As shown in Table 4 (all data sets) and Fig. 2, the classification accuracy on the unseen classes shows a significant improvement over the standard inductive ZSL, even with as few as 2 or 5 additional labelled examples per class. We also observe that the few-shot learning method outperform multiclass SVM which only relies on the labelled data from the unseen classes. This demonstrates the advantage of the knowledge transfer from the seen class data.

Fig. 2.
figure 2

(On AwA data): a comparison on classification accuracies of the few-shot learning variant of our model with multi-class SVM (training on labeled examples from seen classes) and the inductive ZSL

Table 5. Accuracies (%) in the generalized few-shot learning setting.

4.3 Generalized Few-Shot Learning (GFSL)

We finally perform an experiment on the more challenging generalized few-shot learning setting [6]. This setting assumes that test examples can come from seen as well as unseen classes. This setting is known to be notoriously hard [6]. In this setting, although the ZSL models tend to do well on predicting test examples from seen classes, the performance on correctly predicting the unseen class example is poor [6] since the trained models are heavily biased towards predicting the seen classes.

One way to mitigate this issue could be to use some labelled examples from the unseen classes (akin to what is done in few-shot learning). We, therefore, perform a similar experiment as in Sect. 4.2. In Table 5, we show the results of our model on classifying the unseen class test examples in this setting.

As shown in Table 5, our model’s accuracies on the generalized FSL task improve as it gets to see labelled examples from unseen classes. However, it is still outperformed by a standard multiclass SVM. The better performance of SVM can be attributed to the fact that it is not biased towards the seen classes since the classifier for each class (seen/unseen) is learned independently.

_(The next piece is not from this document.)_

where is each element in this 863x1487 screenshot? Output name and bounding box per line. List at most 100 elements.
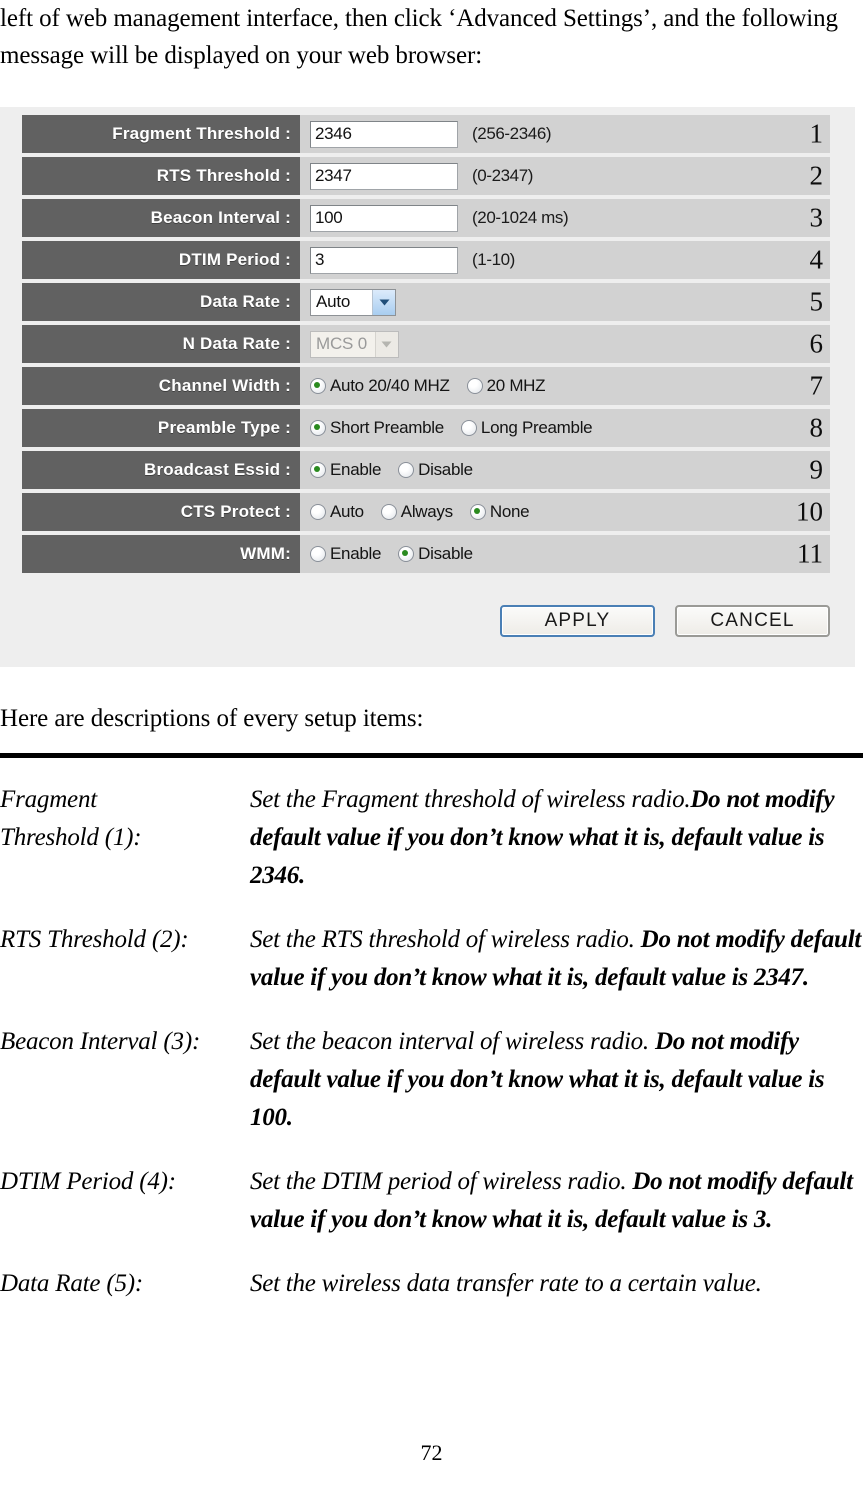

Our findings are also corroborated by other recent work on generalized FSL [6] and suggest the need of finding more robust ways to handle this setting. We leave this direction of investigation as a possible future work.

5 Conclusion

We have presented a flexible generative framework for zero-shot learning, which is based on modelling each seen/unseen class using an exponential family class-conditional distribution. In contrast to the semantic embedding based methods for zero-shot learning which model each class as a point in a latent space, our approach models each class as a distribution, where the parameters of each class-conditional distribution are functions of the respective class-attribute vectors. Our generative framework allows learning these functions easily using seen class training data (and optionally leveraging additional unlabeled data from seen/unseen classes).

An especially appealing aspect of our framework is its simplicity and modular architecture (cf., Fig. 1) which allows using a variety of algorithms for each of its building blocks. As we showed, our generative framework admits natural extensions to other related problems, such as transductive zero-shot learning and few-shot learning. It is particularly easy to implement and scale to a large number of classes, using advances in large-scale regression. Our generative framework can also be extended to jointly learn the class attributes from an external source of data (e.g., by learning an additional embedding model with our original model). This can be an interesting direction of future work. Finally, although we considered a point estimation of the parameters of class-conditional distributions, it is also possible to take a fully Bayesian approach for learning these distributions. We leave this possibility as a direction for future work.